8.03. Amendments/Modifications. Licensor may change the Agreement from time to time to accurately reflect its Software and any updates or upgrades Licensor makes to the Software.
8.04. Non-waiver. Licensor and Licensee agree that no failure to exercise and no delay in exercising any right, power, or privilege hereunder on the part of either party shall operate as a waiver of any right, power, or privilege. Licensor and Licensee further agree that no single or partial exercise of any right, power, or privilege hereunder shall preclude its further exercise.
8.05. Attorneys’ Fees. If any legal action is necessary to enforce the terms of this Agreement, the prevailing party shall be entitled to reasonable attorneys’ fees in addition to any other relief to which that party may be entitled. This provision shall be construed as applicable to the entire Agreement.
8.06. Severability. If any part of this Agreement is adjudged by any court of competent jurisdiction to be invalid, that judgment shall not affect or nullify the remainder of this Agreement, and the effect shall be confined to the part immediately involved in the controversy adjudged.
8.07. Governing Law. This Agreement shall be deemed to have been made in, and shall be construed pursuant to, the laws of the State of California.

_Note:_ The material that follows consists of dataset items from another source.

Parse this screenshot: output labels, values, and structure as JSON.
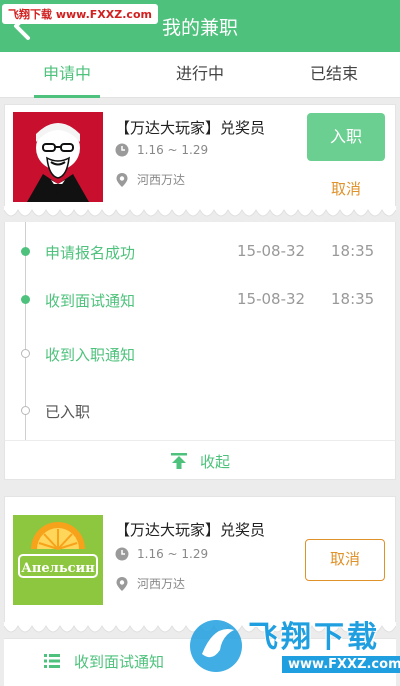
{
  "header": {
    "title": "我的兼职",
    "watermark": "飞翔下载 www.FXXZ.com"
  },
  "tabs": [
    {
      "label": "申请中",
      "active": true
    },
    {
      "label": "进行中",
      "active": false
    },
    {
      "label": "已结束",
      "active": false
    }
  ],
  "jobs": [
    {
      "logo_icon": "kfc-colonel-logo",
      "title": "【万达大玩家】兑奖员",
      "dates": "1.16 ~ 1.29",
      "location": "河西万达",
      "primary_button": "入职",
      "secondary_button": "取消"
    },
    {
      "logo_icon": "orange-slice-logo",
      "logo_text": "Апельсин",
      "title": "【万达大玩家】兑奖员",
      "dates": "1.16 ~ 1.29",
      "location": "河西万达",
      "secondary_button": "取消"
    }
  ],
  "timeline": [
    {
      "label": "申请报名成功",
      "date": "15-08-32",
      "time": "18:35",
      "status": "done"
    },
    {
      "label": "收到面试通知",
      "date": "15-08-32",
      "time": "18:35",
      "status": "done"
    },
    {
      "label": "收到入职通知",
      "date": "",
      "time": "",
      "status": "todo"
    },
    {
      "label": "已入职",
      "date": "",
      "time": "",
      "status": "todo"
    }
  ],
  "collapse_label": "收起",
  "bottom_status": "收到面试通知",
  "bottom_watermark": {
    "title": "飞翔下载",
    "url": "www.FXXZ.com"
  },
  "colors": {
    "accent": "#4ec27c",
    "cancel": "#e0922a"
  }
}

8.08. Entire Agreement. Licensee acknowledges and agrees that this Agreement is the complete and exclusive statement of the mutual understanding of the parties, and that it supersedes and cancels all previous written and oral agreements and communications relating to the subject matter of this Agreement.
8.09. Effect of Purchase Order. In the event of any conflict between this Agreement and the terms and conditions of any purchase order or similar document pursuant to which Licensee acquired the license granted by this Agreement, the terms and conditions of this Agreement shall control.